Face à la levée de boucliers contre ses incursions prédatrices en République Démocratique du Congo, le régime de Paul Kagame se livre à moult contorsions pour sauver la face. Alors que se multiplient les condamnations de sa dernière agression militaire contre son immense voisin, assorties de sanctions économiques asphyxiantes, Kigali tente de s’en sortir grâce à des prestations médiatiques qui interrogent plus qu’elles ne rassurent.

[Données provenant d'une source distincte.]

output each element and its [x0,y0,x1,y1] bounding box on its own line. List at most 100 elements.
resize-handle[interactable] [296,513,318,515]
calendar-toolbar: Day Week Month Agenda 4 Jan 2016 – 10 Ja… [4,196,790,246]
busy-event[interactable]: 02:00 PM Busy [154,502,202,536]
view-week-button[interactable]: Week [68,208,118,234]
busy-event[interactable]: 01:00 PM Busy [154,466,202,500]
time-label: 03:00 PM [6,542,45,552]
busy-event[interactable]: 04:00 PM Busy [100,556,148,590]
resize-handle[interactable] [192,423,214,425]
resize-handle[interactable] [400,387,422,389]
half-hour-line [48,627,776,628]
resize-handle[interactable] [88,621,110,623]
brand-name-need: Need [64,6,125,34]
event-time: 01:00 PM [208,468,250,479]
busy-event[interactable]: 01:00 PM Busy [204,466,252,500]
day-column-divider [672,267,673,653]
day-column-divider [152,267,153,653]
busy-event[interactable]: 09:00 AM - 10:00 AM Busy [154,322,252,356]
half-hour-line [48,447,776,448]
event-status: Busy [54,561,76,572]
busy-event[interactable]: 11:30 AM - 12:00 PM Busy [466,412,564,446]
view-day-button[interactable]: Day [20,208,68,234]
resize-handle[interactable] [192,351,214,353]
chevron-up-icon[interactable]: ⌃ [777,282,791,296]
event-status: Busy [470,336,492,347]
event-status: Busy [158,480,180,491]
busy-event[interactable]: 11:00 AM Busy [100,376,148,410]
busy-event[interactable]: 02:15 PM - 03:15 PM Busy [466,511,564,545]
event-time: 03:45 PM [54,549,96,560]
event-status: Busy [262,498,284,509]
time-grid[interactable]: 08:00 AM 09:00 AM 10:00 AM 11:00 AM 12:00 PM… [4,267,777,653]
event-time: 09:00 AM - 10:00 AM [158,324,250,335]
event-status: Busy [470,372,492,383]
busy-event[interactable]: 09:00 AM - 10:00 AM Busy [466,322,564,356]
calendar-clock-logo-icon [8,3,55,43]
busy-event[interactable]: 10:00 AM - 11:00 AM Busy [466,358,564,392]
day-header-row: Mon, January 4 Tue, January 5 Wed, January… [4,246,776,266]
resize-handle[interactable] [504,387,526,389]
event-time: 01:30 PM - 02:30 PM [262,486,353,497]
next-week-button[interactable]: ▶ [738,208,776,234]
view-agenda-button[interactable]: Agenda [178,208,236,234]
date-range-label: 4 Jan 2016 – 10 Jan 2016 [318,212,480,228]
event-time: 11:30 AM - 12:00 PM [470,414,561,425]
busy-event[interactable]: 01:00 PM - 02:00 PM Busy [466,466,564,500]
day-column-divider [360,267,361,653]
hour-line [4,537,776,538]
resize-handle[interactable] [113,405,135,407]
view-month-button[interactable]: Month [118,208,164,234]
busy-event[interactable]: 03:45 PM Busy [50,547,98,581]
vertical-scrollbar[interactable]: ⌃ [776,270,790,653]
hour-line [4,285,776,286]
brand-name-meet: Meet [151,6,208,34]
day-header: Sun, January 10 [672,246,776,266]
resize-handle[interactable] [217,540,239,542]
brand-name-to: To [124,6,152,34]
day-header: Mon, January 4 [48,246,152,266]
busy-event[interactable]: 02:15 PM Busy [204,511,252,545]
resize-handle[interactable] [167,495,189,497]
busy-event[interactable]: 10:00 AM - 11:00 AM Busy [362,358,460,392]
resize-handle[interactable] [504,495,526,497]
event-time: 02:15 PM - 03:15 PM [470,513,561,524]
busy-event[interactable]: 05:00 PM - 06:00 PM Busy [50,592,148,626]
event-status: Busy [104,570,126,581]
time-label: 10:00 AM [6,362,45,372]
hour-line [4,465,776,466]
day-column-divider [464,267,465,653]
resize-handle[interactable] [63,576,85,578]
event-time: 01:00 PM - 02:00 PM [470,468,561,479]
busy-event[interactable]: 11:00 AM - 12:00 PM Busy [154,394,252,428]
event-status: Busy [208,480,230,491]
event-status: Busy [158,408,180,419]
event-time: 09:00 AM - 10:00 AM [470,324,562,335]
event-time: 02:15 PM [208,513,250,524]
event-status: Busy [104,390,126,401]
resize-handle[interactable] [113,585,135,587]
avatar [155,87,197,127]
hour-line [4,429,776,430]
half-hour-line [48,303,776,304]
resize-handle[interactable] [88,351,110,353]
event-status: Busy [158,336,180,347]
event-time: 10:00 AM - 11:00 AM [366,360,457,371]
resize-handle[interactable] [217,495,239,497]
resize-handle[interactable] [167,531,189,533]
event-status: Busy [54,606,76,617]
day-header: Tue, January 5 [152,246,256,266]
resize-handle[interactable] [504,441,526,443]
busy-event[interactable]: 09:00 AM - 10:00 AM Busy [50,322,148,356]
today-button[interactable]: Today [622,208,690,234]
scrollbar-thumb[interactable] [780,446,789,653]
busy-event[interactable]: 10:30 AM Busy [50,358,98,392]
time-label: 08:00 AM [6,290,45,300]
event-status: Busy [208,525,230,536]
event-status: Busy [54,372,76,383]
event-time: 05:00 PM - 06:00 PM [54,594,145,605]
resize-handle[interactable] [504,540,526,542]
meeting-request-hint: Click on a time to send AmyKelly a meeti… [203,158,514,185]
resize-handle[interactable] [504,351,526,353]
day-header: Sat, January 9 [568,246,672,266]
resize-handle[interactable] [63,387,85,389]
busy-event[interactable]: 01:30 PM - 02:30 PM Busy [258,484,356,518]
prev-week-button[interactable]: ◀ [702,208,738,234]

La dernière de ces gesticulations destinées à la consommation de l’opinion internationale a eu lieu le 19 mars 2025, un jour après la publication des sanctions européennes visant 9 personnalités rwandaises et congolaises ainsi qu’une entreprise ayant pignon sur rue à Kigali. Une visite guidée fort opportune a été organisée en faveur de quelques journalistes étrangers triés sur le volet et conviés à «découvrir» un secteur minier du pays des Mille collines comme sorti d’un chapeau de prestidigitateur.

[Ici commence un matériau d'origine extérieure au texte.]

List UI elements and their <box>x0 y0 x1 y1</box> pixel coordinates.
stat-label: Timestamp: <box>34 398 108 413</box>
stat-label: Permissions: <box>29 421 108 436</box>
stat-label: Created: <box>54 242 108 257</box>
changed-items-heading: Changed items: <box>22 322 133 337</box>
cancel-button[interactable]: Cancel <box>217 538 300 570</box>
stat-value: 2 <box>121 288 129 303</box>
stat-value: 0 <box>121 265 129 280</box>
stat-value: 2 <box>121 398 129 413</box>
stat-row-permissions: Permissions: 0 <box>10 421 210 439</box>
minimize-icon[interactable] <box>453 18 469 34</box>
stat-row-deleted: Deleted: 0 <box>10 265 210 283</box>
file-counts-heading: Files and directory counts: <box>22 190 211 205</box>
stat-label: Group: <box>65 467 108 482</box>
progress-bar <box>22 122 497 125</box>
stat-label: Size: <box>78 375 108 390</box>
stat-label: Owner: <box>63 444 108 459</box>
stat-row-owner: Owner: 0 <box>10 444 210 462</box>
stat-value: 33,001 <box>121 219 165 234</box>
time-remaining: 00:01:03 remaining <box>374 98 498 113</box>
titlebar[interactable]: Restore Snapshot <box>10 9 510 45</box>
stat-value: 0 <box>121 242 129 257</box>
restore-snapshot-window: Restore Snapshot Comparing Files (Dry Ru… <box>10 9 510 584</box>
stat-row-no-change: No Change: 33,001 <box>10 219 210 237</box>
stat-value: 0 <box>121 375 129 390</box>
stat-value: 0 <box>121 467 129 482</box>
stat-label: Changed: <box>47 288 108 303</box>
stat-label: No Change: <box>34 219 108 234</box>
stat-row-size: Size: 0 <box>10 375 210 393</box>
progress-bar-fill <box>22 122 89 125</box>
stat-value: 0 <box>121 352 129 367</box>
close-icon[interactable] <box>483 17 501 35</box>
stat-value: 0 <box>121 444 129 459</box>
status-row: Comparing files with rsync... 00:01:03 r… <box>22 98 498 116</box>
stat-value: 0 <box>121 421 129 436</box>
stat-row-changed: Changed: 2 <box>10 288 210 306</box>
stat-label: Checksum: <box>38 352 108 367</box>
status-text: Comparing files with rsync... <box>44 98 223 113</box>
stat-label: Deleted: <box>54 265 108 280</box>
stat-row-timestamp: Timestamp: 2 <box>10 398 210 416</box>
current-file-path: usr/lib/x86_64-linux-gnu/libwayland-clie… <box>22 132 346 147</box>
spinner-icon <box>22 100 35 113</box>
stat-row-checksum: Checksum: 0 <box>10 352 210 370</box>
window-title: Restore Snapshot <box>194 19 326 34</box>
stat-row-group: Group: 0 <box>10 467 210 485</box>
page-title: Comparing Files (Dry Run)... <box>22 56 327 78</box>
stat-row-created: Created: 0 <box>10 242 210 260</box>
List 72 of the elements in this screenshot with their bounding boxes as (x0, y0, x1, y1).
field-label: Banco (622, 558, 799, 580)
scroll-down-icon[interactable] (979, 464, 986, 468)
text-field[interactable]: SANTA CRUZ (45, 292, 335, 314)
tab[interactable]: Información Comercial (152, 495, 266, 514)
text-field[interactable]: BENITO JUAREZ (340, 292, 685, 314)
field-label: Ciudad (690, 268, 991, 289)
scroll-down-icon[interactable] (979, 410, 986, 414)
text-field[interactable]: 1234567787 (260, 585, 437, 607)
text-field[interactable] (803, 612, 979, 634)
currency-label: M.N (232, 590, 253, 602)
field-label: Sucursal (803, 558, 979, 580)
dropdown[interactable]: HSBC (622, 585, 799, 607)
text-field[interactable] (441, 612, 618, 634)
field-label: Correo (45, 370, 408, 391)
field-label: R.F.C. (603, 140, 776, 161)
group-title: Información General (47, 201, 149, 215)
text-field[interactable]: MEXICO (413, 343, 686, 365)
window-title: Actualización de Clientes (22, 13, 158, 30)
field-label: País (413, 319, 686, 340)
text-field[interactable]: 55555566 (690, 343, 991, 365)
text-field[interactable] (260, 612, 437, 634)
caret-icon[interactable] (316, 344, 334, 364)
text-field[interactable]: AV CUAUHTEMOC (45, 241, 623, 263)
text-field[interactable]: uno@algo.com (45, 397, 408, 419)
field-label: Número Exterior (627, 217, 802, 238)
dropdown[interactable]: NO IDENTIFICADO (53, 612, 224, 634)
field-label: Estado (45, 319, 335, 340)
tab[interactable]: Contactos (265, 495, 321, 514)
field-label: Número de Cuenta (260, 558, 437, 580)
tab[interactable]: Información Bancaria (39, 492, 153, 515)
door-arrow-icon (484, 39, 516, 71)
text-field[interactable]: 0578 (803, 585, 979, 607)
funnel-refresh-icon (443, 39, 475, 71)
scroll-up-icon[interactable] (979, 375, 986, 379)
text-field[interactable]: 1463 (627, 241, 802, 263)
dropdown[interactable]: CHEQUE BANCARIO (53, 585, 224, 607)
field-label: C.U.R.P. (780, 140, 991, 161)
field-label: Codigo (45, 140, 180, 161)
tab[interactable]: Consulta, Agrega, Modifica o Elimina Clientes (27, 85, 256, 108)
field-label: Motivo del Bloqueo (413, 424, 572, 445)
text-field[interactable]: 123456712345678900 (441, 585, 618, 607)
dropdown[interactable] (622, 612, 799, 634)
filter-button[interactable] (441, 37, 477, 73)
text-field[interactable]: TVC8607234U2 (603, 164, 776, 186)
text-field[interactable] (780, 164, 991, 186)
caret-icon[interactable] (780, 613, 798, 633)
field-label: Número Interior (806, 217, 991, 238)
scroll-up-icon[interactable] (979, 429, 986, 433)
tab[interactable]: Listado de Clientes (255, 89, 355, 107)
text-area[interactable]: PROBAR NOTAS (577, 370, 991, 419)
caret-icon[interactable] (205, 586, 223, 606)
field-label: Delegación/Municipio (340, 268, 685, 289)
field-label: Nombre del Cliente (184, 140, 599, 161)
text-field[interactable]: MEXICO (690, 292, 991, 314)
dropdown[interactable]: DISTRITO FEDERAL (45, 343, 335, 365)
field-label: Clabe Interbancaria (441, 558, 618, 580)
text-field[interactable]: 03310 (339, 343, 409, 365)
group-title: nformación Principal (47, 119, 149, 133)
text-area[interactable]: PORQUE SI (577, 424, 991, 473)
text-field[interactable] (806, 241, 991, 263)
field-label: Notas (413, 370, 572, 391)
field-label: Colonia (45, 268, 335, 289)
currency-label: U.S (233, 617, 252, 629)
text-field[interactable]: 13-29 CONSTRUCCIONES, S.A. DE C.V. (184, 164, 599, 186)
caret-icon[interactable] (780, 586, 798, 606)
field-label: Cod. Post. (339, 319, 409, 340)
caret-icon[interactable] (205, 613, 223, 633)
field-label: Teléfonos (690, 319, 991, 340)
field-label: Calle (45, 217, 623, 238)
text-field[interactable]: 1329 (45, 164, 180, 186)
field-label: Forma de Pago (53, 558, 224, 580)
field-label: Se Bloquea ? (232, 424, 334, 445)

En fait de secteur minier, c’est la mine de Doumac, à l’Est du Rwanda, qui a été visitée par le groupe. Des minerais de coltan et de la cassitérite contenant du Tantale (Ta) et de l’Etain (Sn), deux des minerais dits stratégiques avec le Tungstène (ou wolfram, W) appelés 3 T y seraient extraits. Sur les lieux, un employé empressé a désigné d’un index hésitant une montagne blanchâtre en déclarant qu’il s’agissait d’un gisement de coltan et de cassitérite dont la tonne était vendue entre 3.500 et 5.500 USD dans les comptoirs rwandais.

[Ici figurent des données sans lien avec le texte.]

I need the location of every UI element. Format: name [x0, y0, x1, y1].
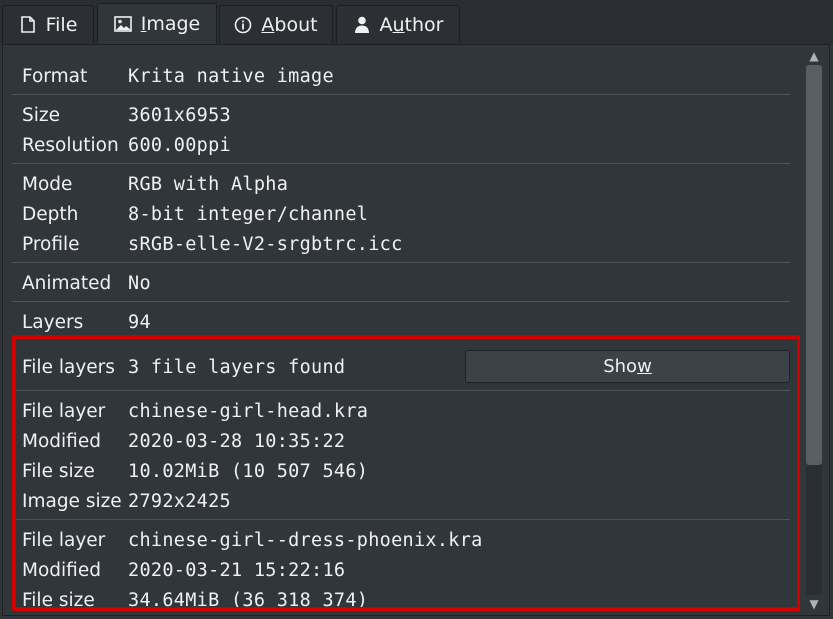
- scroll-up-icon[interactable]: ▲: [806, 49, 822, 63]
- tab-about-label: About: [261, 13, 318, 36]
- size-label: Size: [22, 104, 60, 126]
- scroll-thumb[interactable]: [806, 65, 822, 465]
- tab-bar: File Image About Author: [0, 0, 833, 44]
- animated-value: No: [128, 272, 151, 294]
- tab-author-label: Author: [379, 13, 444, 36]
- vertical-scrollbar[interactable]: ▲ ▼: [802, 47, 826, 613]
- modified-value: 2020-03-21 15:22:16: [128, 559, 346, 581]
- profile-label: Profile: [22, 233, 80, 255]
- layers-label: Layers: [22, 311, 84, 333]
- document-icon: [19, 16, 37, 34]
- modified-label: Modified: [22, 559, 101, 581]
- file-layer-label: File layer: [22, 529, 106, 551]
- tab-image[interactable]: Image: [97, 3, 217, 44]
- image-icon: [113, 15, 132, 33]
- file-layers-label: File layers: [22, 356, 115, 378]
- file-layer-value: chinese-girl--dress-phoenix.kra: [128, 529, 483, 551]
- tab-image-label: Image: [140, 13, 201, 35]
- profile-value: sRGB-elle-V2-srgbtrc.icc: [128, 233, 403, 255]
- properties-scroll-area[interactable]: Format Krita native image Size 3601x6953…: [3, 45, 800, 615]
- file-size-value: 10.02MiB (10 507 546): [128, 460, 369, 482]
- image-properties-panel: Format Krita native image Size 3601x6953…: [2, 44, 830, 616]
- layers-value: 94: [128, 311, 151, 333]
- depth-label: Depth: [22, 203, 79, 225]
- scroll-track[interactable]: [806, 65, 822, 595]
- resolution-label: Resolution: [22, 134, 119, 156]
- mode-value: RGB with Alpha: [128, 173, 289, 195]
- image-size-value: 2792x2425: [128, 490, 231, 512]
- image-size-label: Image size: [22, 490, 122, 512]
- file-layer-value: chinese-girl-head.kra: [128, 400, 369, 422]
- file-layers-value: 3 file layers found: [128, 356, 346, 378]
- separator: [12, 163, 790, 164]
- size-value: 3601x6953: [128, 104, 231, 126]
- user-icon: [353, 16, 371, 34]
- scroll-down-icon[interactable]: ▼: [806, 597, 822, 611]
- tab-about[interactable]: About: [219, 5, 333, 43]
- show-button-label: Show: [603, 356, 652, 377]
- modified-value: 2020-03-28 10:35:22: [128, 430, 346, 452]
- resolution-value: 600.00ppi: [128, 134, 231, 156]
- separator: [12, 519, 790, 520]
- file-size-label: File size: [22, 589, 95, 611]
- separator: [12, 94, 790, 95]
- tab-file-label: File: [45, 13, 78, 36]
- info-icon: [234, 16, 252, 34]
- tab-author[interactable]: Author: [336, 5, 460, 43]
- separator: [12, 301, 790, 302]
- tab-file[interactable]: File: [2, 5, 94, 43]
- mode-label: Mode: [22, 173, 73, 195]
- animated-label: Animated: [22, 272, 112, 294]
- modified-label: Modified: [22, 430, 101, 452]
- depth-value: 8-bit integer/channel: [128, 203, 369, 225]
- format-label: Format: [22, 65, 88, 87]
- file-layer-label: File layer: [22, 400, 106, 422]
- show-button[interactable]: Show: [465, 350, 790, 383]
- separator: [12, 262, 790, 263]
- separator: [12, 390, 790, 391]
- file-size-label: File size: [22, 460, 95, 482]
- file-size-value: 34.64MiB (36 318 374): [128, 589, 369, 611]
- format-value: Krita native image: [128, 65, 334, 87]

Des explications fournies aux visiteurs, il ressortait qu’un agent du gouvernement rwandais était là, «chargé de contrôler l’origine des minerais grâce à l’étiquette ITSKI, mécanisme de traçabilité des minerais en vigueur au Rwanda, sur lequel peut s’appuyer l’industrie minière mondiale pour s’assurer que les minerais ne proviennent pas des zones de conflit armée, en République Démocratique du Congo voisine».
Démentir les pillages
L’opération médiatique orchestrée par le Rwanda, le 19 mars, visait en fait à démentir les accusations documentées d’exploitation illégale, des pillages et d’exportation des minerais congolais portées à charge du pays de Kagame par la quasi-totalité des organisations internationales. Particulièrement, le dernier rapport d’experts des Nations-Unies sur le conflit armé qui sévit à l’Est de la RDC. «Ce que dit le rapport ne reflète pas tout à fait la réalité. Au Rwanda, on a bien assez de minéraux à extraire et à estampiller sans avoir besoin d’aller les chercher ailleurs de manière illégale», explique sans en paraître lui-même très convaincu un officiel rwandais.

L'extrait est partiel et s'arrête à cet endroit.